97% of population growth to be in developing world
https://www.consultancy.uk/news/2191/97-percent-of-population-growth-to-be-in-developing-world

Screen Shot 2018-10-28 at 08.49.06.png
 
Words matter. What I objected to and called a distortion is not "the population continues to grow, though basically only in Africa". What I objected to is something along the lines of "population growth with surge, in the developing world, in particular Africa". Those do not have the same meaning.


Well, that is the issue. Population growth continuing because it is being driven by Africa. That is the point. That is what the stats show and that is what the graph clearly represents.

The driver of overall growth being the surge in Africa.

Nobody has claimed anything more than that. Nothing is being claimed that is not represented in the stats and depicted on the graph.

Of course, it's not the only issue. As pointed out before, rising living standards with its related rise in consumption to that of an average developed nation citizen - even with a stable 7 billion, yet alone 10 billion - can push sustainability into non-sustainability.....considering that we are now pushing many ecosystems to the limit, Amazon basin, Rain-forests, etc.

It's quite simple really. Do you believe that "the population will continue to grow, albeit at a slowing rate, in sub-Saharan Africa, though it has effectively ground to a halt in the rest of the world, including most of the developing world" has the same meaning as "population growth will surge in the developing world, particularly in sub-Saharan Africa"?

Yes or no?

If the answer is "no", please stop quoting analyses supporting the former as evidence of the latter.
 
Of course. Given the difficulties some folks have with just the Africa stats, I didn't want to complicate things.

Yes. And population growth (the term used in the report you cited) is predicted to be significant even outside Africa (+11% in Brazil for example, +18% in India).
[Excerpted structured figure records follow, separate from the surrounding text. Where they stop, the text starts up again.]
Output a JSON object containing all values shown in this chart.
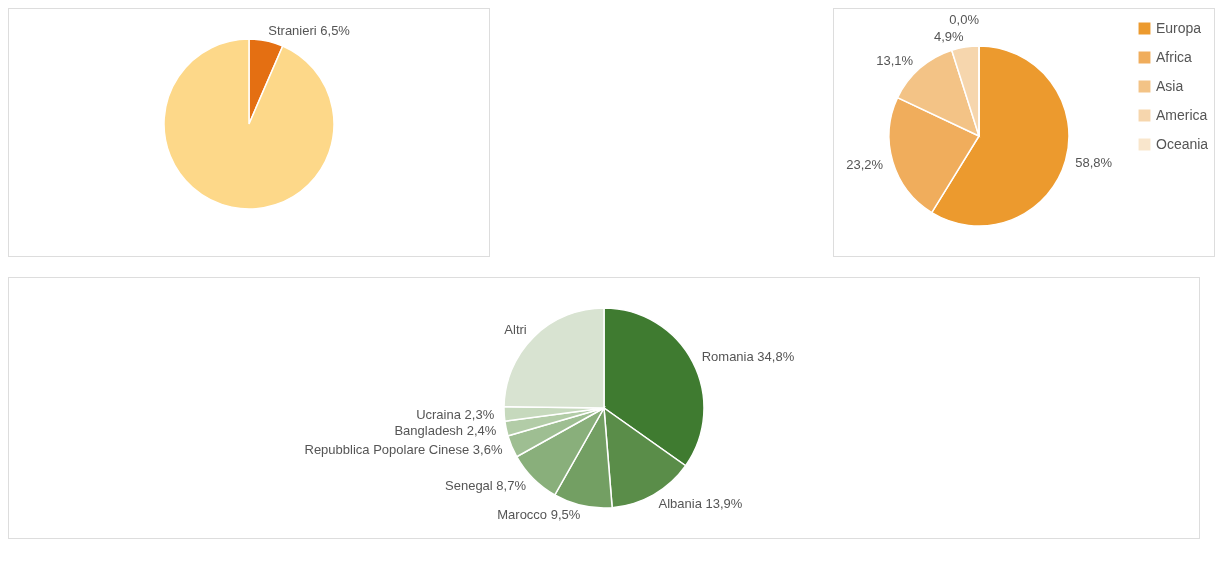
{
  "chart_data": [
    {
      "type": "pie",
      "categories": [
        "Stranieri",
        null
      ],
      "values": [
        6.5,
        93.5
      ],
      "colors": [
        "#e46f12",
        "#fdd889"
      ],
      "value_labels": [
        "6,5%",
        null
      ]
    },
    {
      "type": "pie",
      "categories": [
        "Europa",
        "Africa",
        "Asia",
        "America",
        "Oceania"
      ],
      "values": [
        58.8,
        23.2,
        13.1,
        4.9,
        0.0
      ],
      "colors": [
        "#ec9a2e",
        "#f0ad5c",
        "#f3c386",
        "#f6d6ad",
        "#f9e6cc"
      ],
      "value_labels": [
        "58,8%",
        "23,2%",
        "13,1%",
        "4,9%",
        "0,0%"
      ],
      "legend": "right"
    },
    {
      "type": "pie",
      "categories": [
        "Romania",
        "Albania",
        "Marocco",
        "Senegal",
        "Repubblica Popolare Cinese",
        "Bangladesh",
        "Ucraina",
        "Altri"
      ],
      "values": [
        34.8,
        13.9,
        9.5,
        8.7,
        3.6,
        2.4,
        2.3,
        24.8
      ],
      "colors": [
        "#3f7b30",
        "#5a8d49",
        "#739f63",
        "#89af7b",
        "#9ebe92",
        "#b2cca7",
        "#c6d9bd",
        "#d8e3d1"
      ],
      "value_labels": [
        "34,8%",
        "13,9%",
        "9,5%",
        "8,7%",
        "3,6%",
        "2,4%",
        "2,3%",
        null
      ]
    }
  ]
}
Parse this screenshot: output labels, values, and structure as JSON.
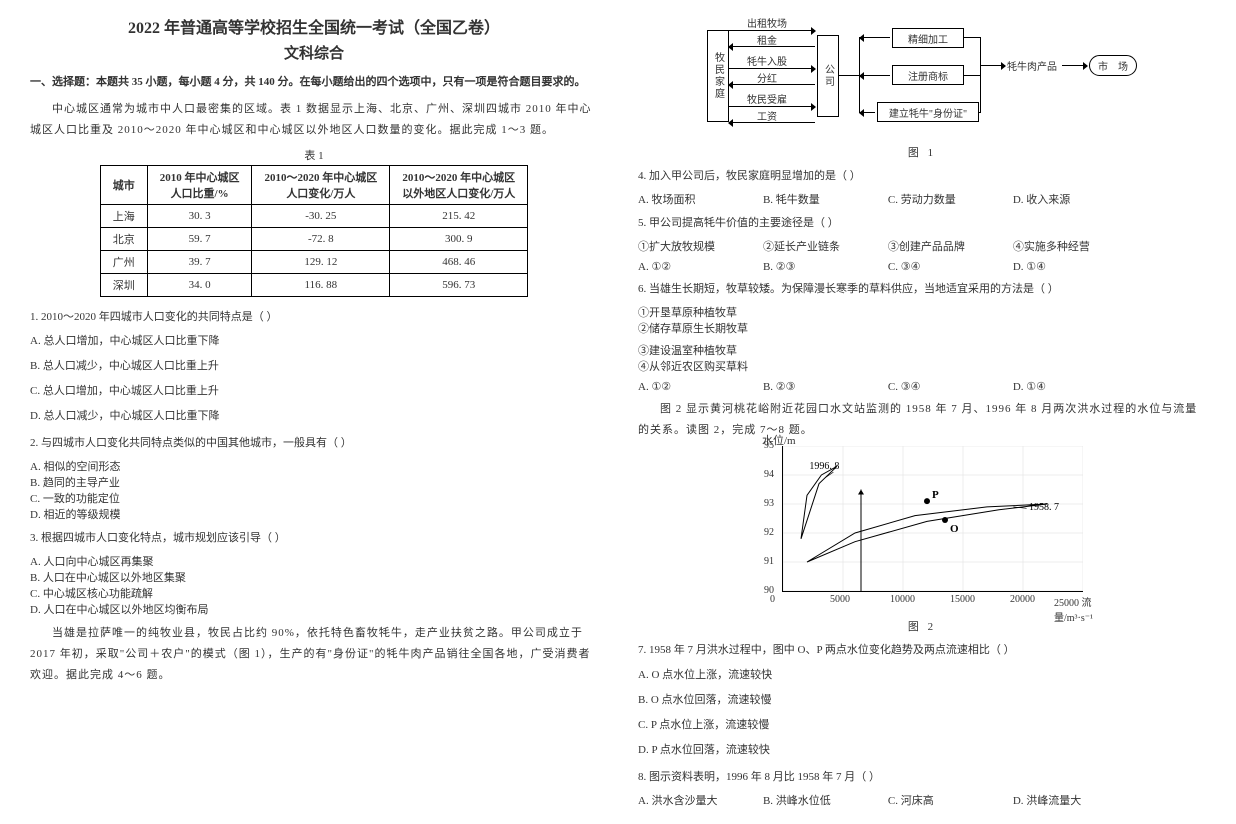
{
  "header": {
    "title1": "2022 年普通高等学校招生全国统一考试（全国乙卷）",
    "title2": "文科综合"
  },
  "section_instr": "一、选择题：本题共 35 小题，每小题 4 分，共 140 分。在每小题给出的四个选项中，只有一项是符合题目要求的。",
  "intro1": "中心城区通常为城市中人口最密集的区域。表 1 数据显示上海、北京、广州、深圳四城市 2010 年中心城区人口比重及 2010～2020 年中心城区和中心城区以外地区人口数量的变化。据此完成 1～3 题。",
  "table1": {
    "caption": "表 1",
    "columns": [
      "城市",
      "2010 年中心城区\n人口比重/%",
      "2010～2020 年中心城区\n人口变化/万人",
      "2010～2020 年中心城区\n以外地区人口变化/万人"
    ],
    "rows": [
      [
        "上海",
        "30. 3",
        "-30. 25",
        "215. 42"
      ],
      [
        "北京",
        "59. 7",
        "-72. 8",
        "300. 9"
      ],
      [
        "广州",
        "39. 7",
        "129. 12",
        "468. 46"
      ],
      [
        "深圳",
        "34. 0",
        "116. 88",
        "596. 73"
      ]
    ]
  },
  "q1": {
    "stem": "1.  2010～2020 年四城市人口变化的共同特点是（    ）",
    "opts": [
      "A.  总人口增加，中心城区人口比重下降",
      "B.  总人口减少，中心城区人口比重上升",
      "C.  总人口增加，中心城区人口比重上升",
      "D.  总人口减少，中心城区人口比重下降"
    ]
  },
  "q2": {
    "stem": "2.  与四城市人口变化共同特点类似的中国其他城市，一般具有（    ）",
    "opts": [
      "A.  相似的空间形态",
      "B.  趋同的主导产业",
      "C.  一致的功能定位",
      "D.  相近的等级规模"
    ]
  },
  "q3": {
    "stem": "3.  根据四城市人口变化特点，城市规划应该引导（    ）",
    "opts": [
      "A.  人口向中心城区再集聚",
      "B.  人口在中心城区以外地区集聚",
      "C.  中心城区核心功能疏解",
      "D.  人口在中心城区以外地区均衡布局"
    ]
  },
  "intro2": "当雄是拉萨唯一的纯牧业县，牧民占比约 90%，依托特色畜牧牦牛，走产业扶贫之路。甲公司成立于 2017 年初，采取\"公司＋农户\"的模式（图 1），生产的有\"身份证\"的牦牛肉产品销往全国各地，广受消费者欢迎。据此完成 4～6 题。",
  "diagram1": {
    "left_box": "牧民家庭",
    "mid_box": "公司",
    "arrows_left": [
      "出租牧场",
      "租金",
      "牦牛入股",
      "分红",
      "牧民受雇",
      "工资"
    ],
    "right_boxes": [
      "精细加工",
      "注册商标",
      "建立牦牛\"身份证\""
    ],
    "product": "牦牛肉产品",
    "market": "市　场",
    "caption": "图 1"
  },
  "q4": {
    "stem": "4.  加入甲公司后，牧民家庭明显增加的是（    ）",
    "opts": [
      "A.  牧场面积",
      "B.  牦牛数量",
      "C.  劳动力数量",
      "D.  收入来源"
    ]
  },
  "q5": {
    "stem": "5.  甲公司提高牦牛价值的主要途径是（    ）",
    "subopts": [
      "①扩大放牧规模",
      "②延长产业链条",
      "③创建产品品牌",
      "④实施多种经营"
    ],
    "opts": [
      "A.  ①②",
      "B.  ②③",
      "C.  ③④",
      "D.  ①④"
    ]
  },
  "q6": {
    "stem": "6.  当雄生长期短，牧草较矮。为保障漫长寒季的草料供应，当地适宜采用的方法是（    ）",
    "subopts": [
      "①开垦草原种植牧草",
      "②储存草原生长期牧草",
      "③建设温室种植牧草",
      "④从邻近农区购买草料"
    ],
    "opts": [
      "A.  ①②",
      "B.  ②③",
      "C.  ③④",
      "D.  ①④"
    ]
  },
  "intro3": "图 2 显示黄河桃花峪附近花园口水文站监测的 1958 年 7 月、1996 年 8 月两次洪水过程的水位与流量的关系。读图 2，完成 7～8 题。",
  "chart": {
    "caption": "图 2",
    "y_label": "水位/m",
    "x_label": "25000 流量/m³·s⁻¹",
    "y_ticks": [
      90,
      91,
      92,
      93,
      94,
      95
    ],
    "x_ticks": [
      0,
      5000,
      10000,
      15000,
      20000,
      25000
    ],
    "annot1": "1996. 8",
    "annot2": "1958. 7",
    "pt_p": "P",
    "pt_o": "O",
    "series1": [
      [
        1500,
        91.8
      ],
      [
        3000,
        93.7
      ],
      [
        4500,
        94.3
      ],
      [
        3200,
        94.0
      ],
      [
        2000,
        93.3
      ],
      [
        1500,
        91.8
      ]
    ],
    "series2": [
      [
        2000,
        91.0
      ],
      [
        6000,
        91.7
      ],
      [
        12000,
        92.4
      ],
      [
        18000,
        92.8
      ],
      [
        22000,
        93.0
      ],
      [
        17000,
        92.9
      ],
      [
        11000,
        92.6
      ],
      [
        6000,
        92.0
      ],
      [
        2000,
        91.0
      ]
    ],
    "arrow_up": [
      [
        6500,
        93.5
      ],
      [
        6500,
        90.0
      ]
    ],
    "p_pos": [
      12000,
      93.1
    ],
    "o_pos": [
      13500,
      92.45
    ]
  },
  "q7": {
    "stem": "7.  1958 年 7 月洪水过程中，图中 O、P 两点水位变化趋势及两点流速相比（    ）",
    "opts": [
      "A.  O 点水位上涨，流速较快",
      "B.  O 点水位回落，流速较慢",
      "C.  P 点水位上涨，流速较慢",
      "D.  P 点水位回落，流速较快"
    ]
  },
  "q8": {
    "stem": "8.  图示资料表明，1996 年 8 月比 1958 年 7 月（    ）",
    "opts": [
      "A.  洪水含沙量大",
      "B.  洪峰水位低",
      "C.  河床高",
      "D.  洪峰流量大"
    ]
  }
}
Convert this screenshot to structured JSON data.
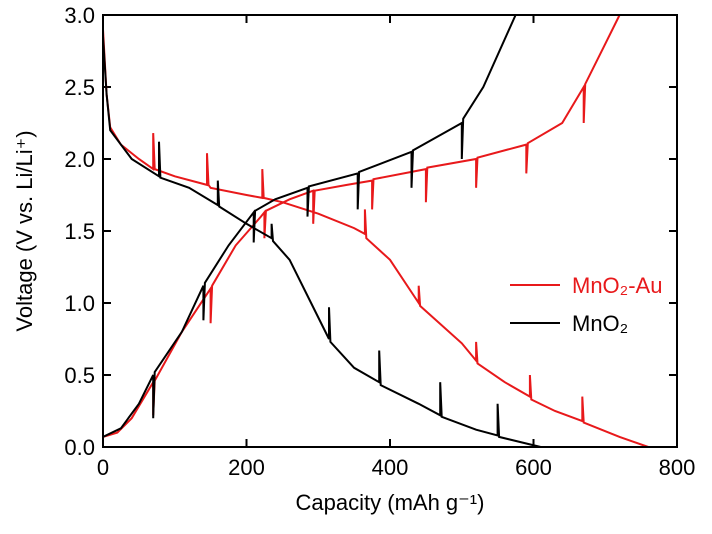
{
  "chart_data": {
    "type": "line",
    "xlabel": "Capacity (mAh g⁻¹)",
    "ylabel": "Voltage (V vs. Li/Li⁺)",
    "xlim": [
      0,
      800
    ],
    "xticks": [
      0,
      200,
      400,
      600,
      800
    ],
    "ylim": [
      0,
      3
    ],
    "yticks": [
      {
        "value": 0,
        "label": "0.0"
      },
      0.5,
      {
        "value": 1,
        "label": "1.0"
      },
      1.5,
      {
        "value": 2,
        "label": "2.0"
      },
      2.5,
      {
        "value": 3,
        "label": "3.0"
      }
    ],
    "legend": "right",
    "series": [
      {
        "name": "MnO₂-Au",
        "color": "#e8191b",
        "x": [
          0,
          5,
          10,
          25,
          50,
          70,
          70,
          72,
          100,
          145,
          145,
          147,
          150,
          200,
          222,
          222,
          224,
          250,
          300,
          350,
          365,
          365,
          367,
          400,
          440,
          440,
          442,
          500,
          520,
          520,
          522,
          560,
          595,
          595,
          597,
          630,
          668,
          668,
          670,
          720,
          760,
          null,
          0,
          20,
          40,
          70,
          70,
          72,
          110,
          150,
          150,
          152,
          185,
          220,
          225,
          225,
          227,
          260,
          293,
          293,
          295,
          340,
          375,
          375,
          377,
          450,
          450,
          452,
          520,
          520,
          522,
          590,
          590,
          592,
          640,
          670,
          670,
          672,
          700,
          720
        ],
        "values": [
          2.9,
          2.45,
          2.22,
          2.1,
          2.0,
          1.93,
          2.18,
          1.93,
          1.88,
          1.82,
          2.04,
          1.82,
          1.8,
          1.75,
          1.73,
          1.93,
          1.73,
          1.7,
          1.62,
          1.52,
          1.48,
          1.65,
          1.45,
          1.3,
          1.0,
          1.12,
          0.98,
          0.72,
          0.6,
          0.73,
          0.58,
          0.45,
          0.35,
          0.5,
          0.33,
          0.25,
          0.18,
          0.35,
          0.17,
          0.07,
          0.0,
          null,
          0.07,
          0.1,
          0.2,
          0.45,
          0.22,
          0.46,
          0.8,
          1.1,
          0.86,
          1.12,
          1.4,
          1.6,
          1.63,
          1.45,
          1.64,
          1.72,
          1.78,
          1.55,
          1.78,
          1.82,
          1.85,
          1.65,
          1.86,
          1.93,
          1.7,
          1.94,
          2.0,
          1.8,
          2.01,
          2.1,
          1.9,
          2.11,
          2.25,
          2.5,
          2.25,
          2.52,
          2.8,
          3.0
        ]
      },
      {
        "name": "MnO₂",
        "color": "#000000",
        "x": [
          0,
          5,
          10,
          40,
          78,
          78,
          80,
          120,
          160,
          160,
          162,
          200,
          235,
          235,
          237,
          260,
          290,
          315,
          315,
          317,
          350,
          385,
          385,
          387,
          440,
          470,
          470,
          472,
          520,
          550,
          550,
          552,
          610,
          null,
          0,
          25,
          50,
          70,
          70,
          72,
          110,
          140,
          140,
          142,
          175,
          210,
          210,
          212,
          240,
          285,
          285,
          287,
          355,
          355,
          357,
          430,
          430,
          432,
          500,
          500,
          502,
          530,
          575
        ],
        "values": [
          2.85,
          2.45,
          2.2,
          2.0,
          1.88,
          2.12,
          1.87,
          1.8,
          1.68,
          1.85,
          1.67,
          1.55,
          1.45,
          1.55,
          1.43,
          1.3,
          1.0,
          0.75,
          0.97,
          0.73,
          0.55,
          0.45,
          0.67,
          0.43,
          0.3,
          0.22,
          0.45,
          0.21,
          0.12,
          0.08,
          0.3,
          0.07,
          0.0,
          null,
          0.07,
          0.13,
          0.3,
          0.5,
          0.2,
          0.52,
          0.8,
          1.12,
          0.88,
          1.14,
          1.4,
          1.63,
          1.42,
          1.64,
          1.72,
          1.8,
          1.6,
          1.81,
          1.9,
          1.65,
          1.91,
          2.05,
          1.8,
          2.06,
          2.25,
          2.0,
          2.28,
          2.5,
          3.0
        ]
      }
    ]
  }
}
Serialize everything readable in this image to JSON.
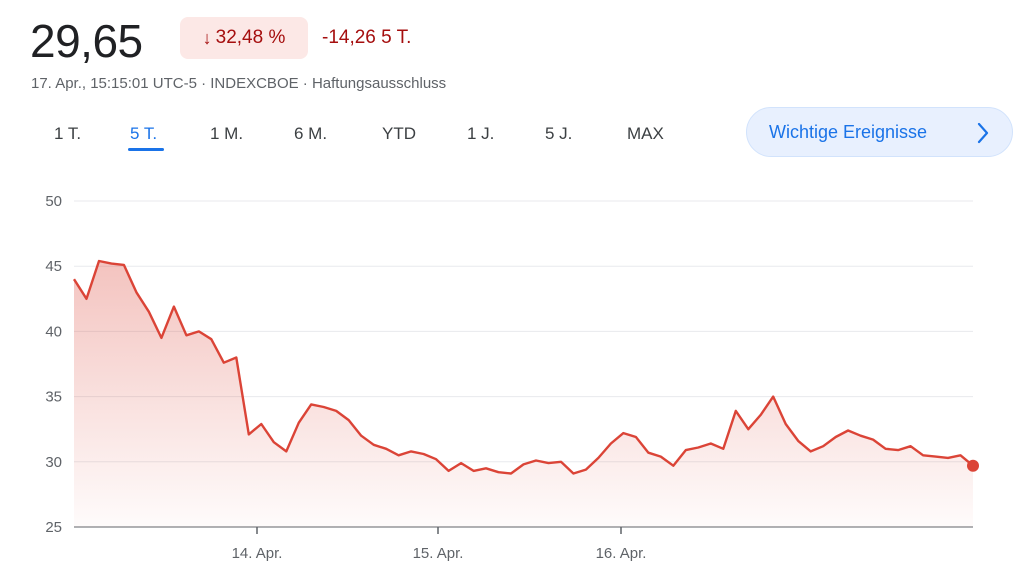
{
  "quote": {
    "price": "29,65",
    "change_percent": "32,48 %",
    "change_arrow": "↓",
    "change_absolute": "-14,26 5 T.",
    "meta": "17. Apr., 15:15:01 UTC-5 · INDEXCBOE · Haftungsausschluss"
  },
  "range_tabs": [
    {
      "label": "1 T."
    },
    {
      "label": "5 T.",
      "active": true
    },
    {
      "label": "1 M."
    },
    {
      "label": "6 M."
    },
    {
      "label": "YTD"
    },
    {
      "label": "1 J."
    },
    {
      "label": "5 J."
    },
    {
      "label": "MAX"
    }
  ],
  "events_button": {
    "label": "Wichtige Ereignisse",
    "icon": "chevron-right-icon"
  },
  "colors": {
    "line": "#db4437",
    "negative": "#a50e0e",
    "accent": "#1a73e8"
  },
  "chart_data": {
    "type": "area",
    "ylim": [
      25,
      50
    ],
    "y_ticks": [
      50,
      45,
      40,
      35,
      30,
      25
    ],
    "x_ticks": [
      {
        "label": "14. Apr.",
        "index": 15
      },
      {
        "label": "15. Apr.",
        "index": 30
      },
      {
        "label": "16. Apr.",
        "index": 45
      }
    ],
    "grid": true,
    "values": [
      44.0,
      42.5,
      45.4,
      45.2,
      45.1,
      43.0,
      41.5,
      39.5,
      41.9,
      39.7,
      40.0,
      39.4,
      37.6,
      38.0,
      32.1,
      32.9,
      31.5,
      30.8,
      33.0,
      34.4,
      34.2,
      33.9,
      33.2,
      32.0,
      31.3,
      31.0,
      30.5,
      30.8,
      30.6,
      30.2,
      29.3,
      29.9,
      29.3,
      29.5,
      29.2,
      29.1,
      29.8,
      30.1,
      29.9,
      30.0,
      29.1,
      29.4,
      30.3,
      31.4,
      32.2,
      31.9,
      30.7,
      30.4,
      29.7,
      30.9,
      31.1,
      31.4,
      31.0,
      33.9,
      32.5,
      33.6,
      35.0,
      32.9,
      31.6,
      30.8,
      31.2,
      31.9,
      32.4,
      32.0,
      31.7,
      31.0,
      30.9,
      31.2,
      30.5,
      30.4,
      30.3,
      30.5,
      29.7
    ],
    "last_value": 29.65
  }
}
Far from grinding to a halt, population growth is still strong in many developing regions, because of population momentum.
 
"the population will continue to grow, albeit at a slowing rate, in sub-Saharan Africa, though it has effectively ground to a halt in the rest of the world, including most of the developing world".

What's the 'it' in that sentence?

If it's population growth, then that has not ground to a halt outside developed regions, it's increasing.

"In biology or human geography, population growth is the increase in the number of individuals in a population."
https://en.wikipedia.org/wiki/Population_growth#Growth_by_region

Population growth is usually expressed as a percentage increase over a given time period.




It's population growth rates that are declining, and even then they have not ground to a halt and the global rate is still positive (currently +1.1%) and the highest rates are in regions outside the developed world.